As if to reject this suggestion, the boy began to convulse, and Campbell dropped the sponge, placing his hand on the child’s head, cursing softly as the fever refused to break.

Lifting the boy back out of the tub, Campbell held him in his arms, water soaking his shirt as he wrapped the boy in towels, calling out for assistance; he needed to pack ice in towels and wrap them around the boy to have any chance of breaking the fever. There was no intercom, no call button in Camp Ramoth, just Campbell’s voice booming off stone and exposed piping.

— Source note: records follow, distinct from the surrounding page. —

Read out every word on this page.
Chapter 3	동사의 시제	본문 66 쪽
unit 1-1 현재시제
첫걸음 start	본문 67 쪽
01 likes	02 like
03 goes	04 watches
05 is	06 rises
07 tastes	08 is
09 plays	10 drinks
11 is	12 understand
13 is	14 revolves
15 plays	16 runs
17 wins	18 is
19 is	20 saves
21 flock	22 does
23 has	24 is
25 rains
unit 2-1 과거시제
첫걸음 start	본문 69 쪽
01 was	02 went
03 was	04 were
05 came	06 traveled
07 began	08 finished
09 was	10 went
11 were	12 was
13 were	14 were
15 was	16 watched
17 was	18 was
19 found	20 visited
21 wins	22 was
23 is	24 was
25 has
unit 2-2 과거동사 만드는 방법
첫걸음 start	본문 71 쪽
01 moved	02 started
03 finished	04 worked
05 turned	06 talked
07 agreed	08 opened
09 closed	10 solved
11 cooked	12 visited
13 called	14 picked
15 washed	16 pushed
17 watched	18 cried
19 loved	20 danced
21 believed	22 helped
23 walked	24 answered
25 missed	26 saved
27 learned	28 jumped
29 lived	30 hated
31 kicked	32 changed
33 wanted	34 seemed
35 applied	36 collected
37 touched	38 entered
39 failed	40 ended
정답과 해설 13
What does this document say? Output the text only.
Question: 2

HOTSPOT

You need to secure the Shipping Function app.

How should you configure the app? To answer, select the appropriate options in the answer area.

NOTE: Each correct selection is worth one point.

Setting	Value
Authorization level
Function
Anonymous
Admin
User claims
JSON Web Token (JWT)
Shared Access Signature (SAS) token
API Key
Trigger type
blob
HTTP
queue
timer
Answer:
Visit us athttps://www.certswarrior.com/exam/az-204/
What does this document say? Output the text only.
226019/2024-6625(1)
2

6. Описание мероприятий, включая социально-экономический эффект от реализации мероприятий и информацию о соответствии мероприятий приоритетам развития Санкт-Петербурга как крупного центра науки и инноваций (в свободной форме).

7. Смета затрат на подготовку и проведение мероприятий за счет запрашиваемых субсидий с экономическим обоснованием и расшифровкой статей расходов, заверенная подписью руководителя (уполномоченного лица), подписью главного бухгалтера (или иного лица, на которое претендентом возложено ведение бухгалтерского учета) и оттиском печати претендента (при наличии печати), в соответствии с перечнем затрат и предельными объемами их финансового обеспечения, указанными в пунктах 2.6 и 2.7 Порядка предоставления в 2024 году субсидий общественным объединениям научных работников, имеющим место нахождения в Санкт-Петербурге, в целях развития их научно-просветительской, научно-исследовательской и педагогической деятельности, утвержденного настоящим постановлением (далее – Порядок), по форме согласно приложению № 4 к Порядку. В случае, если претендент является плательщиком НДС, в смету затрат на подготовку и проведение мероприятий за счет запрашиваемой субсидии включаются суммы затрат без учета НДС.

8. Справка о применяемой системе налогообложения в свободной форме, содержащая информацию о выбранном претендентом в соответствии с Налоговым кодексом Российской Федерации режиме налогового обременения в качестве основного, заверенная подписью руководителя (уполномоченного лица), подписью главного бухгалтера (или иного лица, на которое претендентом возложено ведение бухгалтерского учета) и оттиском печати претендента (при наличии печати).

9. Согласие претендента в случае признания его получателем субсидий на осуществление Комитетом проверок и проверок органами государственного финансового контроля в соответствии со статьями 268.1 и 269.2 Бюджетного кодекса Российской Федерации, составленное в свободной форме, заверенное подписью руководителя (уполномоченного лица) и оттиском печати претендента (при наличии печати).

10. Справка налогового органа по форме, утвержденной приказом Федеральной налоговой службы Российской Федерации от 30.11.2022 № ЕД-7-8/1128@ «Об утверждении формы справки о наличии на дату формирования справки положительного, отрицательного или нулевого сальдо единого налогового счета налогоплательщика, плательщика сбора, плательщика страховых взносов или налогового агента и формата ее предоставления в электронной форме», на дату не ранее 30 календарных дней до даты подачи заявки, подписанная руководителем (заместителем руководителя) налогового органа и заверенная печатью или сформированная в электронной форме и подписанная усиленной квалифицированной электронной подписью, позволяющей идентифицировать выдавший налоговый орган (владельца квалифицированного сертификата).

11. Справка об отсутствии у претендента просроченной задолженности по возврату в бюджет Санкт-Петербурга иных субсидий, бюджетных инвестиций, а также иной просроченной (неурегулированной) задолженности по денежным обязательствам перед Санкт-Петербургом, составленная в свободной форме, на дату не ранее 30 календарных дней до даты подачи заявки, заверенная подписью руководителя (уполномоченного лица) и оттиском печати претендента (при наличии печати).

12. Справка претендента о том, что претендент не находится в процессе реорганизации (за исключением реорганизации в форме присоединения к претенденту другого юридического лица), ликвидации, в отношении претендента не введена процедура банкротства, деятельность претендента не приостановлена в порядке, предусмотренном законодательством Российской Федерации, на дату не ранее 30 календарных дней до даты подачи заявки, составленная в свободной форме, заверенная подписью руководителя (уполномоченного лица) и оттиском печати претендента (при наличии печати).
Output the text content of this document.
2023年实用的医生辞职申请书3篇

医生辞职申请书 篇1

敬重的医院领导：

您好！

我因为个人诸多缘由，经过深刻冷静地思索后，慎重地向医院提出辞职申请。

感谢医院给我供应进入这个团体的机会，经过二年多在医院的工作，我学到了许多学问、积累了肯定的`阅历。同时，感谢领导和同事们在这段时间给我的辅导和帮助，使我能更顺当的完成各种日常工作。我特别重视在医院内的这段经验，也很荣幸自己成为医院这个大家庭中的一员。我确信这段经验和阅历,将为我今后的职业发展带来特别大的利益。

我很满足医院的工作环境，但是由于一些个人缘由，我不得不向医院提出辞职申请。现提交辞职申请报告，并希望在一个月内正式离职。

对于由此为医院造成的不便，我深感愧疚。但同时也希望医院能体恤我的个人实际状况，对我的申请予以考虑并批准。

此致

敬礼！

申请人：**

Seconds later the gurney men arrived. They moved silently into the warehouse, entering from a side hallway two by two by one: five total. There was
no particular urgency to their movements yet there was purpose and precision and within seconds they were gathered around the child’s cot, laboring in silence as Campbell, exhausted, took a few steps backward before slumping against a crumbling wall. He exhaled sharply, watching as the gurney men began wrapping ice in tattered, stained towels, a terrifying helplessness washing over him as he saw the sheer horror reflected in the child’s eyes. There was so much he wanted to try to explain to the boy but there was just not enough time: This child would die like the others.

But until that moment came, Campbell would do everything in his power to alleviate this child’s suffering. For the past decade Campbell had been a servant of the gurney men, tending to Tiber City’s sick and dying: those forgotten as the rest of the city, the country, the world drifted deeper into the future.

There had been a resurgence of diseases forgotten by the Western world: leprosy, bubonic plague, smallpox, and Ebola had begun to make sporadic appearances throughout Tiber City’s Jungle district. There were hospitals, of course, but the emergency response services no longer ran to all parts of the city. The numbers of uninsured had skyrocketed over the past few years, as had the number of illegal immigrants cramming into the already-swollen Tiber City slums. As conditions deteriorated, a wave of disease swept across the city; some families chose to simply abandon their terminally-ill children, moving into another slum without their young: Finding sick children left to die in squatter pads or shooting galleries was no longer an unusual occurrence. Yet, in the time it would take to move these children into some sort of government home, they’d most likely be dead, forced to spend their final days on earth bound in red tape. And so Campbell worked in this subterranean camp, a witness to human suffering in its most absolute form, doing what he could to alleviate misery.